代码如下:
from urllib.request import urlopen
from bs4 import BeautifulSoup
html = urlopen("http://ent.sina.com.cn")
page = BeautifulSoup(html)
def get_next_target(page):
start_link = page.find('<a href=')
if start_link == -1:
url, end_quote = None, 0
return url, end_quote
else:
start_quote = page.find('"', start_link)
end_quote = page.find('"', start_quote + 1)
url = page[start_quote + 1:end_quote]
return url, end_quote
def print_all_links(page):
while True:
url, endpos = get_next_target(page)
if url:
print( url)
page = page[endpos:]
else:
break
print_all_links(get_next_target(page))
执行结果如下:
复制下来就是:
python@ubuntu:~$ python3 aa.py
/usr/lib/python3/dist-packages/bs4/__init__.py:166: UserWarning: No parser was explicitly specified, so I'm using the best available HTML parser for this system ("lxml"). This usually isn't a problem, but if you run this code on another system, or in a different virtual environment, it may use a different parser and behave differently.

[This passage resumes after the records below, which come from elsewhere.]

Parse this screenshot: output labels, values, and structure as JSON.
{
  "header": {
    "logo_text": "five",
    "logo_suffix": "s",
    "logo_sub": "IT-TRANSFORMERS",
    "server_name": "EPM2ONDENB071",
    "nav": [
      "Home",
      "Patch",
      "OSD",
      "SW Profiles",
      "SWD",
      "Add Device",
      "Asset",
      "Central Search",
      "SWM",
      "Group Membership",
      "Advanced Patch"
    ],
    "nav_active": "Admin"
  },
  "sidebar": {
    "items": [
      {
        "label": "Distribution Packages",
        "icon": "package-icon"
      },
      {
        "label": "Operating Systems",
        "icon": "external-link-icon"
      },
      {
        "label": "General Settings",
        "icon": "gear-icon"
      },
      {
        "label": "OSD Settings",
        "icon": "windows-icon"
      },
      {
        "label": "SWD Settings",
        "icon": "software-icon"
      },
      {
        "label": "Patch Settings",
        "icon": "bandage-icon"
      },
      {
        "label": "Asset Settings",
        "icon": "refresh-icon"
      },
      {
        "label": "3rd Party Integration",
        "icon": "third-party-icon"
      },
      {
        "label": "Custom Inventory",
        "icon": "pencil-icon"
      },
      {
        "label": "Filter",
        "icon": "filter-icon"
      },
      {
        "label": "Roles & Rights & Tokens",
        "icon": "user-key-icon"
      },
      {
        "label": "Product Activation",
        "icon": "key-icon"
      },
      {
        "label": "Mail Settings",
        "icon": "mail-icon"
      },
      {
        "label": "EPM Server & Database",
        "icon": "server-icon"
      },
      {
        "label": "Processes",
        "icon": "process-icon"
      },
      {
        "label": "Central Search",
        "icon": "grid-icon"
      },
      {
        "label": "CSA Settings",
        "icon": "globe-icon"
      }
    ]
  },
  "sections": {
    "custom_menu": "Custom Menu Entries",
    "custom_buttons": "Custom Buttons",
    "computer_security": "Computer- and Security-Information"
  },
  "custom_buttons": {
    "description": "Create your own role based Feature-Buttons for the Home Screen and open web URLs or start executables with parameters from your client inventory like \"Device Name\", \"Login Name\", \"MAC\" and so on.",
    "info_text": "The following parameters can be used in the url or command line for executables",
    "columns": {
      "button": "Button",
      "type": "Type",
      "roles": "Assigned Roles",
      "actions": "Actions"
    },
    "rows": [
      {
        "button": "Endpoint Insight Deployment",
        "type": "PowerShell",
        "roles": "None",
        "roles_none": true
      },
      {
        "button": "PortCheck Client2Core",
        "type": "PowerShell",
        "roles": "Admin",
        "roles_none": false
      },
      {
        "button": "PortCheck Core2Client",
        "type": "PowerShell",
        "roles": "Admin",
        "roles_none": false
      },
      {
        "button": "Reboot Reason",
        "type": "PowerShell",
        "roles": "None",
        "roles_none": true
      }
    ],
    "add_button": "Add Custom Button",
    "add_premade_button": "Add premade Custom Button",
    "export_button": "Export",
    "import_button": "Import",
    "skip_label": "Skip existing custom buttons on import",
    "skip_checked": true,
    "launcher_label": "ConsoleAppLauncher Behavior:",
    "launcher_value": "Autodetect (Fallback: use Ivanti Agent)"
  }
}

To get rid of this warning, change this:
BeautifulSoup([your markup])
to this:
BeautifulSoup([your markup], "lxml")
markup_type=markup_type))
Traceback (most recent call last):
File "aa.py", line 35, in <module>
print_all_links(get_next_target(page))
File "aa.py", line 19, in get_next_target
end_quote = page.find('"', start_quote + 1)
TypeError: unsupported operand type(s) for +: 'NoneType' and 'int'
这个是我自制的一个爬虫函数,然后出错了。这个到底错在哪里呢?看不懂
https://www.crummy.com/softwa...
find
的第一个参数必须是标签名,你传一个引号当然找不到